Bei Ingenieuren werden bei dieser Überschrift sicher Erinnerungen an das Studium wach – ob positiv oder negativ, sei einmal dahingestellt. Ein in entsprechenden Vorlesungen gerne gezeigtes Fall- und Warnbeispiel ist der spektakuläre Einsturz der Tacoma-Narrows-Brücke im Jahre 1940 nur vier Monate nach deren Fertigstellung. Tatsächlich wurden bei der Auslegung der Brücke nur statische Belastungen berücksichtigt; eine durch Starkwind verursachte Schwingung schaukelte sich so lange auf, bis die Befestigungsseile rissen und die Brücke in den Fluss stürzte.

Auch im Schach führt die Missachtung von dynamischen Möglichkeiten oft zu Katastrophen (auch wenn die Konsequenzen glücklicherweise nicht so gravierend sind!). So könnte man nach einer rein statischen Betrachtung der Diagrammstellung dem Weißen fast schon die Aufgabe nahelegen: Zwei Türme plus Bauer sind stärker als die Dame und von den fünf verbliebenen weißen Bauern sind alle isoliert und vier verdoppelt! Also was tun?

Lösung


Kommentare

Taktik aus dem wahren Leben (9) — 5 Kommentare

  1. Mal ganz einfach gefragt…. auf die Gefahr hin, dass ich einen einfachen Konter übersehe (Grundreihe? alles gut!), aber was passiert nach dem einfachen 1. c6?
    Es droht sowohl Dxf8#, aber auch der Sf6 hängt, wonach die schwarzen Felder um den König auch recht schwach werden.

    Ich würde eine Fortsetzung der Art

    1. c6 Te8 (was sonst?) 2. Dxf6 Txc6 (alles andere wird nach 3. Lb2 nur noch ekliger)

    erwarten. 2. – Txc6 hält Schwarz durch den Tempogewinn (Df6 ist bedroht) noch im Spiel, weil ansonsten 3. Lb2 extrem unangenehm aussieht, wonach mindestens noch h7 fallen wird.

    Materiell sind wir jetzt bei DL gegen TTBB, was schon ausgeglichener aussieht. Allerdings könnte nun

    3. Ld6 (Te6 geht nicht wegen 4. Dd8+) nebst 4. c5 ganz hübsch werden. Der Ld3 greift a6 an und gewinnt Zeit für 5. Lc4, wonach f7 nicht mehr sinnvoll zu verteidigen ist: Tf8 läuft wieder in De7.

    Da ich keine Alternative zu c6 sehe und das Material zu gewinnen scheint, würde ich die zwei erzwungenen Züge spielen und dann wieder etwas länger an 3. Ld6 überlegen, wenn die Stellung auf dem Brett ist.

    Kann aber auch alles Quatsch sein.
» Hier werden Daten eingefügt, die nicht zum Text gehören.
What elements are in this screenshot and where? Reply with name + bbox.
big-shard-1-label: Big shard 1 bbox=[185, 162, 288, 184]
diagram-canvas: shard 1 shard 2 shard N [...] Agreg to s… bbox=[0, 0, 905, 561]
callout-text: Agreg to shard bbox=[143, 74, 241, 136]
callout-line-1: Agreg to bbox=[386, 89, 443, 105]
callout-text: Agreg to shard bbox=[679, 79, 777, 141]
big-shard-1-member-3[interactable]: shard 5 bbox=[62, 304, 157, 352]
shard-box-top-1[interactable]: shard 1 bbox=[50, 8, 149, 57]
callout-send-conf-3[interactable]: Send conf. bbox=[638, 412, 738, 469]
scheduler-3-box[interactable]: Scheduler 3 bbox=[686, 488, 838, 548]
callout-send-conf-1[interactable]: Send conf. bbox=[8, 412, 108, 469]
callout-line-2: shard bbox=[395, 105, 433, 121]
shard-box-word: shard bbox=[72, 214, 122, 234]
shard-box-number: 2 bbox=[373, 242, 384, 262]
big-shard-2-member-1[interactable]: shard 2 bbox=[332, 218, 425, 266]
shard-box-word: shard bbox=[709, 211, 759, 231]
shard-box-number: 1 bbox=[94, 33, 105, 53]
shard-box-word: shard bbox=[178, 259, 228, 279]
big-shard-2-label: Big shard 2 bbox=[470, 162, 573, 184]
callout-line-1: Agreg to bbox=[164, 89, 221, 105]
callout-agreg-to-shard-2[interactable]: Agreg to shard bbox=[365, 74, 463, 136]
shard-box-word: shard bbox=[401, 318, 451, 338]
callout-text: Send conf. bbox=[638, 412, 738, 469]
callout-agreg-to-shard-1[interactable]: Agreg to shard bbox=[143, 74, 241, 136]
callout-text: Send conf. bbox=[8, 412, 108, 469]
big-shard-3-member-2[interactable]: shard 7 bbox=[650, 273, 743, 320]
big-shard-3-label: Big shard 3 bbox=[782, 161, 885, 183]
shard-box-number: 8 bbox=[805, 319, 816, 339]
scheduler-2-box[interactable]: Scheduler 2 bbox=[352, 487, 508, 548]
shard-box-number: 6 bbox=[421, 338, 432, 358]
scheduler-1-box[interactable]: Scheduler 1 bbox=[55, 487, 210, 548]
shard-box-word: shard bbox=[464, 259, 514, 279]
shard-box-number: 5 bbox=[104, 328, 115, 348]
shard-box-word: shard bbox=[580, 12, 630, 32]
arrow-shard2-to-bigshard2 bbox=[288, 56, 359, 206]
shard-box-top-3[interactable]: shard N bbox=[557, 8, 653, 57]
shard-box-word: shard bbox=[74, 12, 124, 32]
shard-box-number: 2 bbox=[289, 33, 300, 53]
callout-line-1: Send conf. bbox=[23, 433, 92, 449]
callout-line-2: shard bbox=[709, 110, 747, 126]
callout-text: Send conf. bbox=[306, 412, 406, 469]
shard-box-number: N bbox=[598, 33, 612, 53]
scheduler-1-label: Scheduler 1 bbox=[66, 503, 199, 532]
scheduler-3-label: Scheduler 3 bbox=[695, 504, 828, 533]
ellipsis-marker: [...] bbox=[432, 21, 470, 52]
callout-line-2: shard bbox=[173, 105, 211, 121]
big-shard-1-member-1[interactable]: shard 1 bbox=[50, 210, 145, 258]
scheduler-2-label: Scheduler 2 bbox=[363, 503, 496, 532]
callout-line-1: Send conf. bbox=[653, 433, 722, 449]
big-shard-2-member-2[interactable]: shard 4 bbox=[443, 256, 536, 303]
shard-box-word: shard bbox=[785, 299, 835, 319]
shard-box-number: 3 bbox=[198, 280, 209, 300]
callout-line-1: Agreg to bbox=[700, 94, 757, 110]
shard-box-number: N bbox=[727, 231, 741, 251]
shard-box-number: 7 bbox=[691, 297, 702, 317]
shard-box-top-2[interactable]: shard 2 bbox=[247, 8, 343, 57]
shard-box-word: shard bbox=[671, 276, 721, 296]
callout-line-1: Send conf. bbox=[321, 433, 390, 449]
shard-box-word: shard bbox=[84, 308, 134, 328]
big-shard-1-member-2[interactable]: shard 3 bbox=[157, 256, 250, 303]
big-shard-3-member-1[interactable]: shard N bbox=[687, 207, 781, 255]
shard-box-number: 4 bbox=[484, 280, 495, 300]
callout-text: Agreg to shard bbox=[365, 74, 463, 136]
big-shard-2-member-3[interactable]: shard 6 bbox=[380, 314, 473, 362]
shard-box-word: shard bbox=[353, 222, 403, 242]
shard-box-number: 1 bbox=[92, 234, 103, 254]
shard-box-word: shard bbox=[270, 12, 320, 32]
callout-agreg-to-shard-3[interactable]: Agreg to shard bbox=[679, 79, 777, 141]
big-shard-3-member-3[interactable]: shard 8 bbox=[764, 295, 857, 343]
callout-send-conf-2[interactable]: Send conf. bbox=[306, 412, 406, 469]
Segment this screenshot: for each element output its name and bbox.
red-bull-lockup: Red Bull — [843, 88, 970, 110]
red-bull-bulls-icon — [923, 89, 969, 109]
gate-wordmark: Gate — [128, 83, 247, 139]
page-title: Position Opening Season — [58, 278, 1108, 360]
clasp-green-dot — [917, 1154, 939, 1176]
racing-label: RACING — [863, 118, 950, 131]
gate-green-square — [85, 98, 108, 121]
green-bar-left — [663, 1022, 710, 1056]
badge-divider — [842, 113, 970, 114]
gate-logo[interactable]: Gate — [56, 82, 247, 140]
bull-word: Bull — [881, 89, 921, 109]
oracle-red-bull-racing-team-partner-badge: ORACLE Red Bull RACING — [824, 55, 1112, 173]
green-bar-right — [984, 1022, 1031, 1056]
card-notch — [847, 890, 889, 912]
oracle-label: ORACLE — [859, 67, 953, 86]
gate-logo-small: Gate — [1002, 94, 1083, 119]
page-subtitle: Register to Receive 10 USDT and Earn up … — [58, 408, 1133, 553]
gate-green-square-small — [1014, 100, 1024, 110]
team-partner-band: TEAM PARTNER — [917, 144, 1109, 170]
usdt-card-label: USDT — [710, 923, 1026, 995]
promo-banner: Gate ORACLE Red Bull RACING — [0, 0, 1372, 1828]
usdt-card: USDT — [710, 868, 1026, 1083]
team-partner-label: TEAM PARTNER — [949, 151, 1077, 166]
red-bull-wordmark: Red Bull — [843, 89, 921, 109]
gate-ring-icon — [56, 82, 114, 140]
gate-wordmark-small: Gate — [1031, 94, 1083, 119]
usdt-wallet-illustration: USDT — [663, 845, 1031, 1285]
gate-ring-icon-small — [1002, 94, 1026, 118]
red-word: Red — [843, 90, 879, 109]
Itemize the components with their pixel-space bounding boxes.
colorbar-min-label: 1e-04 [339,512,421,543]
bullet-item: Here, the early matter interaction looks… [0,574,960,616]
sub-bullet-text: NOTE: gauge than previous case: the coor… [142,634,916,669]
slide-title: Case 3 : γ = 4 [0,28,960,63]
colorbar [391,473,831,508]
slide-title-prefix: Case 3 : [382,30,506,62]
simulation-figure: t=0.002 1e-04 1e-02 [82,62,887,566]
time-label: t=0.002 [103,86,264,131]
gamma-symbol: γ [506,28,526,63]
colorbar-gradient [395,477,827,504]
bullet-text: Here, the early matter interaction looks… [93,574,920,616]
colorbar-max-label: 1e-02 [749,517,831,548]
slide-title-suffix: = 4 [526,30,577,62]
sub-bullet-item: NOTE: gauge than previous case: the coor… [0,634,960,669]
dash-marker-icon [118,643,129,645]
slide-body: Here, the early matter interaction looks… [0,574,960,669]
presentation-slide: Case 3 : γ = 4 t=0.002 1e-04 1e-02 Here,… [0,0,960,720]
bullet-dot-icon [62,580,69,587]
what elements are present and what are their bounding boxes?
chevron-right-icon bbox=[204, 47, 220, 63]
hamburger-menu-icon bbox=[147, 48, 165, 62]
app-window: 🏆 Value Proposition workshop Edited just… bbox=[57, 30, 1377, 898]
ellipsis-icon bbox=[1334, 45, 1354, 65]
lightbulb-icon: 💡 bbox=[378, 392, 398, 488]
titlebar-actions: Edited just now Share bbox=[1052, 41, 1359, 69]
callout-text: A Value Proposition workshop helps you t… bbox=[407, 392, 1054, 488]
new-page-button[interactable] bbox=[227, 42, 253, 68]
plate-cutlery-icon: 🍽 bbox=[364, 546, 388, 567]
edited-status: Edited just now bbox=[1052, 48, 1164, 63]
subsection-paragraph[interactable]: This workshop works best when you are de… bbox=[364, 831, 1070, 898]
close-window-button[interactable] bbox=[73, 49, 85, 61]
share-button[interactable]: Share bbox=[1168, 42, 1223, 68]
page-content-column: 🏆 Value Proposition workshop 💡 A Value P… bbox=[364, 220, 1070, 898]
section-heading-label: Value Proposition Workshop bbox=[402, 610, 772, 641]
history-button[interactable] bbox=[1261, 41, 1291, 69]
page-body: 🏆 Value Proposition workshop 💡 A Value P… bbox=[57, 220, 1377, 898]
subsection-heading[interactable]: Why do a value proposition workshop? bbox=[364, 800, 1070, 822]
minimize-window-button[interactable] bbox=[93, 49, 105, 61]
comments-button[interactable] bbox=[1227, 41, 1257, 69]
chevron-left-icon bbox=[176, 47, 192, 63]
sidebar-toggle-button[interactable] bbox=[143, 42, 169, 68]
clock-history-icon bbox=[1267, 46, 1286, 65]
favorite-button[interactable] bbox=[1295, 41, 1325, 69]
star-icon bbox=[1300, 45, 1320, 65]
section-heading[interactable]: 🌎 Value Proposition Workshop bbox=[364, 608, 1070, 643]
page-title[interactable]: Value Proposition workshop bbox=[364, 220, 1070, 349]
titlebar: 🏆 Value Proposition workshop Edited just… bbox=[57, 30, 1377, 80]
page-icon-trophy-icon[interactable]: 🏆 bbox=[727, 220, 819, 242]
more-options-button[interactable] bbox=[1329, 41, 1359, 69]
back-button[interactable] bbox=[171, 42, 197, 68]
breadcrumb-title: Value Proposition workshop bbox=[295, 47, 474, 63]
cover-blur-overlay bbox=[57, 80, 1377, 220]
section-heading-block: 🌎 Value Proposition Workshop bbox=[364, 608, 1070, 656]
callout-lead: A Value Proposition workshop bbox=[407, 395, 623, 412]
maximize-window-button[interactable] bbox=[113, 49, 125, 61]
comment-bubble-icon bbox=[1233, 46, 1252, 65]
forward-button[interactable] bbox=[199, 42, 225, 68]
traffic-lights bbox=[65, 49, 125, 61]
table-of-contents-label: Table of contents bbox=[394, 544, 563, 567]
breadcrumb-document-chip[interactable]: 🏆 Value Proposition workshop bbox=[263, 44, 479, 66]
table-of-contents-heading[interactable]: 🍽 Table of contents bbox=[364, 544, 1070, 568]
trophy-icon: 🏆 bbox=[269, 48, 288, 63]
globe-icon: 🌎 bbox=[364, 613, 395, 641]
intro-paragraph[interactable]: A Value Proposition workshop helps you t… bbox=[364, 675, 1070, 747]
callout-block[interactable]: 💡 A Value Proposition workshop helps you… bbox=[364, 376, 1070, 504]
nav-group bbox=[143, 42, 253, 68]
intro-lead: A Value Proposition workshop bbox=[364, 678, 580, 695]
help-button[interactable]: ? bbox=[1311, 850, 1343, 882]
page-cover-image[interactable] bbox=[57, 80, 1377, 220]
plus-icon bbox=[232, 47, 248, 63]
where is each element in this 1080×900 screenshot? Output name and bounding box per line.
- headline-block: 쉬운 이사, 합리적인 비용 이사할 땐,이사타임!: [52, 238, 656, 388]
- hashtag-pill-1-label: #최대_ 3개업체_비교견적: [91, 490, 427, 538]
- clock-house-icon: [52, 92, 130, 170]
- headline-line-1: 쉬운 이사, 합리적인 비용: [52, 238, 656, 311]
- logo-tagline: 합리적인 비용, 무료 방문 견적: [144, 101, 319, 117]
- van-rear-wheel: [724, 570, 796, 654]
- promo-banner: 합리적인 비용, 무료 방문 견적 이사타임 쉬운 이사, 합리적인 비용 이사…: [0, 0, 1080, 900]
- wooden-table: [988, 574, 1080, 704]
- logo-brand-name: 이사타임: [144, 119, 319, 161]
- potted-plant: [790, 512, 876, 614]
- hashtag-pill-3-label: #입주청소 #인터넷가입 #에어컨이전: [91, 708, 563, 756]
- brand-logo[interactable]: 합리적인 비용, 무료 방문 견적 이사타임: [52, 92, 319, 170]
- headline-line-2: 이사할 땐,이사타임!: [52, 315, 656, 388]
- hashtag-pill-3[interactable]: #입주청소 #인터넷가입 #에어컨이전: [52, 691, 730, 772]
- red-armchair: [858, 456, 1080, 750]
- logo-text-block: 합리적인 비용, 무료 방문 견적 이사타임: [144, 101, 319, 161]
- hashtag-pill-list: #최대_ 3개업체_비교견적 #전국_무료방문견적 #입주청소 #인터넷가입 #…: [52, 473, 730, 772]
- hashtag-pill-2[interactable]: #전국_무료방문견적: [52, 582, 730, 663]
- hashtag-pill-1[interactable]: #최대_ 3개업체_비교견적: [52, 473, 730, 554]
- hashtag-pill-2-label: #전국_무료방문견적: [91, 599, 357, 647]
Danke übrigens für die schöne Reihe! 🙂

    Jochen

    • Hallo Jochen,

      du übersiehst nichts; 1. c6! gewinnt eine Figur und damit die Partie. Übrigens gleichzeitig ein Sperr- und ein Räumungszug 😉

  2. Hallo Ramin,

    die Fachtermini wollte ich euch ersparen. Der Problemschächer in mir hat die Linienöffnung und die gleichzeitige Verstellung natürlich als solche erkannt. Aber auch im Problemschach gibt es ja Verführungen, da war ich einfach doch ein wenig unsicher.

    Wie wäre die Materialverteilung TTL mit zwei Mehrbauern gegen DLL eigentlich in einer praktischen Partie einzuschätzen? Ist das _materiell gesehen_ wirklich so klar (wenn man Schach spielen kann)?

    Meine weiteren Varianten oben waren ja nicht ganz sauber, denn nach 2. – Txc6 ist die Aussage, dass nach 4. c5 der Ta6 angegriffen ist, natürlich Unsinn – der steht ja inzwischen auf c6. Klassisches Restbild…. 🙁 Hoffentlich ist Ld6, c5, Lc4 als Drohung trotzdem stark genug, auch wenn Schwarz ein Tempo mehr hat. Das könnte noch eine Qualität einbringen (ich denke, Txd6 ist bald erwungen?) und danach ist es dann Dame gegen Turm – das würde ich mir irgendwann zutrauen. Der Lc8 ist halt ziemlich traurig, das ist ja schlimmer als der französische Läufer. 😉

    Ich bin auf die ganze Partie gespannt.

    Herzliche Grüße
    Jochen

    • Du hast Recht; rein materiell halten sich TTLBB und DLL etwa die Waage. In der Partie ist das schwarze Problem, dass er nicht mit TTL spielt, sondern nur mit 1-2 Türmen und schwächlichen Bauern.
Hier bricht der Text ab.